The presence of security guards in a place is arguably a good indicator of this “negative social capital.” Guards are needed because a place otherwise lacks the norms of reciprocity that are needed to assure good order and behavior. The steady increase in the number of security guards and the number of places (apartments, dormitories, public buildings) to which access is secured by guards indicates the absence of trust.

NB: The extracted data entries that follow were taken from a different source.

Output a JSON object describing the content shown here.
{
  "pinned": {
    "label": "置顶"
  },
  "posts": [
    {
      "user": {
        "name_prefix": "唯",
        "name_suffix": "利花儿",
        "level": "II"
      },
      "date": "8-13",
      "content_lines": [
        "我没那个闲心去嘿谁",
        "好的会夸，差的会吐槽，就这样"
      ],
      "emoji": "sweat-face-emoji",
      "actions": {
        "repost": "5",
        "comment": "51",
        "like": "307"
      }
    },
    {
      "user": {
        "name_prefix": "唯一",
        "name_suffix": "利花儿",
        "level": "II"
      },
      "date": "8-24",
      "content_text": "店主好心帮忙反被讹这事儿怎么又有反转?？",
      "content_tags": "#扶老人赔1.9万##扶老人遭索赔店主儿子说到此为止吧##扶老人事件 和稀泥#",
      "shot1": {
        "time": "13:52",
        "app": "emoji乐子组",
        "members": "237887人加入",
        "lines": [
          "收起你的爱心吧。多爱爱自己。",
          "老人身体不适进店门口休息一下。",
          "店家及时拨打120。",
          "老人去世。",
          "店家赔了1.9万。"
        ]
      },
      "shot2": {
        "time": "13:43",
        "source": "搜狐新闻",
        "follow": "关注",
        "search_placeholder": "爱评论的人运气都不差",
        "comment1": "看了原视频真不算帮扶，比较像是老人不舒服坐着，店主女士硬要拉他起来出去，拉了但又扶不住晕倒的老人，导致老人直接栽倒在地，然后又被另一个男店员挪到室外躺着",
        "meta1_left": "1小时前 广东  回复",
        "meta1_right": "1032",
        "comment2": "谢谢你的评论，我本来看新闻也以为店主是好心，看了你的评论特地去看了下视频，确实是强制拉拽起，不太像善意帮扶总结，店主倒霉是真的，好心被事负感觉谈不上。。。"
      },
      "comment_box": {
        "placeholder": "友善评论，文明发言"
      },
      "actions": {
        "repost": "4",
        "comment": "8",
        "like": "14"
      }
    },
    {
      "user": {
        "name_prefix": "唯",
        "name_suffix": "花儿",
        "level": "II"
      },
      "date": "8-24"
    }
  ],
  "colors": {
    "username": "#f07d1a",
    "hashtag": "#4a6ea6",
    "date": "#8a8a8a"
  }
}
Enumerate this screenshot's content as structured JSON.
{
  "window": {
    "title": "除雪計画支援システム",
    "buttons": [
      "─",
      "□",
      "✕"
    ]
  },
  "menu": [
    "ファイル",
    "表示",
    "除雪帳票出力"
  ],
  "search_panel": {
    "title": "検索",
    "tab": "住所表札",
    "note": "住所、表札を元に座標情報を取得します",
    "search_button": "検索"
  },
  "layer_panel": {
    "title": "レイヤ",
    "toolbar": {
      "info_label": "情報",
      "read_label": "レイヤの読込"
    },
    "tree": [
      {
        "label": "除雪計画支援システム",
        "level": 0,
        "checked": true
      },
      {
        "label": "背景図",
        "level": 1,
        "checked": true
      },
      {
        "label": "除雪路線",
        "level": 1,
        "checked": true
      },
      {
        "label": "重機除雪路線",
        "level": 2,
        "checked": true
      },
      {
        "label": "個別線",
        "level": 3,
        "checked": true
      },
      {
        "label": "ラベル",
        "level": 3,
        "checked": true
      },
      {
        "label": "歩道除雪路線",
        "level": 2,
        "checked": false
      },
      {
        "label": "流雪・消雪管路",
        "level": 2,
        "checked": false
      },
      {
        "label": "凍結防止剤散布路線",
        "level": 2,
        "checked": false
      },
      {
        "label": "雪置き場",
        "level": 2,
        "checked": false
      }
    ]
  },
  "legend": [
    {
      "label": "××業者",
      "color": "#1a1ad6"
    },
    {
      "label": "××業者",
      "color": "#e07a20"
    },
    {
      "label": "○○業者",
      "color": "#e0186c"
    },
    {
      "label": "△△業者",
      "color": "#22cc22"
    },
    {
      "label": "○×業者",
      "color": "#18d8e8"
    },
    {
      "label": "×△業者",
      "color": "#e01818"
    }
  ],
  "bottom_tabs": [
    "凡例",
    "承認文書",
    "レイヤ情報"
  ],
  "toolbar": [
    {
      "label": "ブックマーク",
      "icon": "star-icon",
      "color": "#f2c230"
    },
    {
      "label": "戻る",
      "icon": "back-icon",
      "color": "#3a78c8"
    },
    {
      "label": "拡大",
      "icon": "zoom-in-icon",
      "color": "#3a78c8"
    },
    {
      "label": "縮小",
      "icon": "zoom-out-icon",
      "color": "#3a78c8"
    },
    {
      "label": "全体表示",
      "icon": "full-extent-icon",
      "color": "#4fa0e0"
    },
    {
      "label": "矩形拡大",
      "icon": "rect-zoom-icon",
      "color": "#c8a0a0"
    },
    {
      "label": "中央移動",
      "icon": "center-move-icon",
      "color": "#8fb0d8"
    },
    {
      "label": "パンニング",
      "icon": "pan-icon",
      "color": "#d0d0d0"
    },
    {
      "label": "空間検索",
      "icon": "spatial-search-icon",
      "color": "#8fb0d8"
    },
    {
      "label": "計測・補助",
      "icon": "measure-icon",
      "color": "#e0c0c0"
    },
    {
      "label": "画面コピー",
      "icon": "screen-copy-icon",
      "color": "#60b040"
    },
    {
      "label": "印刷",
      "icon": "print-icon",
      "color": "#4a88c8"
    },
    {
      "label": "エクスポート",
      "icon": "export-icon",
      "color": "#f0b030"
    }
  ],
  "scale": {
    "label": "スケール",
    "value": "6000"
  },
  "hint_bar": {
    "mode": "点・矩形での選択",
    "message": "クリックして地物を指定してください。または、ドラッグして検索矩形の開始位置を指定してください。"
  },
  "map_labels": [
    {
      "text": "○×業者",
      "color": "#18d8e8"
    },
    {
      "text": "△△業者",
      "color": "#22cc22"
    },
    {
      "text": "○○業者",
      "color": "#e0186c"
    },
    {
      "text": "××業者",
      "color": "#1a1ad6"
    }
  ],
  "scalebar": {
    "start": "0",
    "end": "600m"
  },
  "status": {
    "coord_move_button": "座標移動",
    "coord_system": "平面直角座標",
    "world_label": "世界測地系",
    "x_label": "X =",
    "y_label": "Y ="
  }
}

The number of security guards in the United States has increased from about 600,000 in 1980 to more than 1,000,000 in 2000 (Strom et al., 2010). These figures represent a steep increase from earlier years. In 1960, there were only about 250,000 guards, watchmen and doormen, according to the Census (which used a different occupational classification scheme than is used today). The Bureau of Labor Statistics reports that the number of US security guards has increased by almost 100,000 since 2010, to a total of more than 1.1 million. As a measure of how paranoid and unwelcoming we are as a nation, security guards outnumber receptionists by more than 100,000 workers nationally.
Sam Bowles and Arjun Jayadev argue that we have become “one nation under guard” and say that the growth of guard labor is symptomatic of growing inequality. The U.S. has the dubious distinction of employing a larger share of its workers as guards than other industrialized nations and there seems to be a correlation between national income inequality and guard labor.